The relationship between Bueckers and the brand dates back to when she was named the 2019-20 Gatorade National Girls Basketball Player of the Year. By that point, she was already a big deal and a role model in her native Minnesota, staying after games for a half-hour to sign autographs, take photos, and greet supporters. 

One day some of them can say they were lucky enough to snap a pic with the No. 1 pick in the WNBA Draft (she’s eligible for it in 2023). When she’s done at UConn, chances are she’ll end up being one of the most decorated players in women’s college basketball history. On top of winning the Wooden Award, Bueckers was also named the Naismith Player of the Year, AP Player of the Year, USBWA Player of the Year, Big East Player of the Year, and Big East Freshman of the Year last season. 

The only thing she didn’t deliver was another national title for UConn. Bueckers admits she feels the “weight of the world” on her shoulders when the team doesn’t win or she struggles on the court. But if she wasn’t a generational talent, with an insanely bright future and unquestioned marketability playing for the premier program in her sport, major brands wouldn’t want to work with her.

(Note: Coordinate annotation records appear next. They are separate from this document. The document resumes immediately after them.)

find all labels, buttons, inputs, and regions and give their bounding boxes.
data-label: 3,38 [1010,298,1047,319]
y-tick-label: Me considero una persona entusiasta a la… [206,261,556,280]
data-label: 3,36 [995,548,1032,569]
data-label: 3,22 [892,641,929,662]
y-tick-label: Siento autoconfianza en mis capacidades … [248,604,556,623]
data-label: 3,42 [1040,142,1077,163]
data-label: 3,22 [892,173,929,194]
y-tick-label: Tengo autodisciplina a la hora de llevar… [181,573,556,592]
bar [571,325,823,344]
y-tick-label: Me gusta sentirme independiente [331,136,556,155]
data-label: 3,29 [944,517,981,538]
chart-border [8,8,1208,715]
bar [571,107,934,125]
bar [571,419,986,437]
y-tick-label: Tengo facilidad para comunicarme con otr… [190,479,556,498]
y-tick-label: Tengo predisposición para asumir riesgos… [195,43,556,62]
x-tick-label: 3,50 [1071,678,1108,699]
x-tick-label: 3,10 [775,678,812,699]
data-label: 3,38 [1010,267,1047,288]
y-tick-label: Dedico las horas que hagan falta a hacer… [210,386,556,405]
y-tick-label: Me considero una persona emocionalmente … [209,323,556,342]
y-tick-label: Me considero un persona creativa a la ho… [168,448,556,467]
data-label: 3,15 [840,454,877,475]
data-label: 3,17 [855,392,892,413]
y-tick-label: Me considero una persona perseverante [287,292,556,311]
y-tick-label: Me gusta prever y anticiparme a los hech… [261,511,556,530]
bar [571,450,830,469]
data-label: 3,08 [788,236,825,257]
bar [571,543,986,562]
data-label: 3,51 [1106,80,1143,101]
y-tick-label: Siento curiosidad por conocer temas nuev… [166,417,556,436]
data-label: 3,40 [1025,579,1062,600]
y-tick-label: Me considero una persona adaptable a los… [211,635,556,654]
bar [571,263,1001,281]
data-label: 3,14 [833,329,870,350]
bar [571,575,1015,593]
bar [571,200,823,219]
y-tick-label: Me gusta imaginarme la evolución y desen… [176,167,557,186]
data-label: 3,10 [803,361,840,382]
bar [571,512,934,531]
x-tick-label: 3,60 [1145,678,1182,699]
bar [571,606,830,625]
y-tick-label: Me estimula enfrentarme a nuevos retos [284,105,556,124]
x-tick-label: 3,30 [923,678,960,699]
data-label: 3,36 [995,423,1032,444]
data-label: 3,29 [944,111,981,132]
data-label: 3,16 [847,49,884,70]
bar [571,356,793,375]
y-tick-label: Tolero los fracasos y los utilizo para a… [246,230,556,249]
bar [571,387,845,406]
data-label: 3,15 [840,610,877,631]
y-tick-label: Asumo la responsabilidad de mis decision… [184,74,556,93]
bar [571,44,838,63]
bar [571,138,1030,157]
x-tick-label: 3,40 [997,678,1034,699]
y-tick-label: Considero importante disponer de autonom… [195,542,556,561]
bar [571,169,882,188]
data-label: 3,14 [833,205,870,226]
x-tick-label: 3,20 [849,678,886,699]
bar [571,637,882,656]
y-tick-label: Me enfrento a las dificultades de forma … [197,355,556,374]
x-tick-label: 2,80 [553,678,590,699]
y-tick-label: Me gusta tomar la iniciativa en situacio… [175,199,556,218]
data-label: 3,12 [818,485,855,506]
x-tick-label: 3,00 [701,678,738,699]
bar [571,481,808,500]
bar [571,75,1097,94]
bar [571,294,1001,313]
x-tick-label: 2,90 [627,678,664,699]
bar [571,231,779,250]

Leave it to Auriemma, though, to keep Bueckers honest. 

“I asked Paige the other day—I said, ‘You know how long this is going to last, right?’ She goes, ‘Yeah,’” Auriemma said, recalling a conversation they had this past summer. “‘You know what makes this go away?’ She goes, ‘Yeah, if I suck.’ I said, ‘Correct.’ So the No. 1 thing is still you better be good at basketball or none of these opportunities come along.”

He’s not wrong. And it’s another example of Geno being Geno. Ask Bueckers for a favorite Auriemma story and she can’t narrow it down to one. She loves the jokes he tells at practice that often leave her wondering if they’re really jokes. Paige Kardashian is obviously a joke. Reminding the trailblazer how quickly her opportunities can disappear is keeping it real.

“He says so many things that get to your soul,” says Bueckers.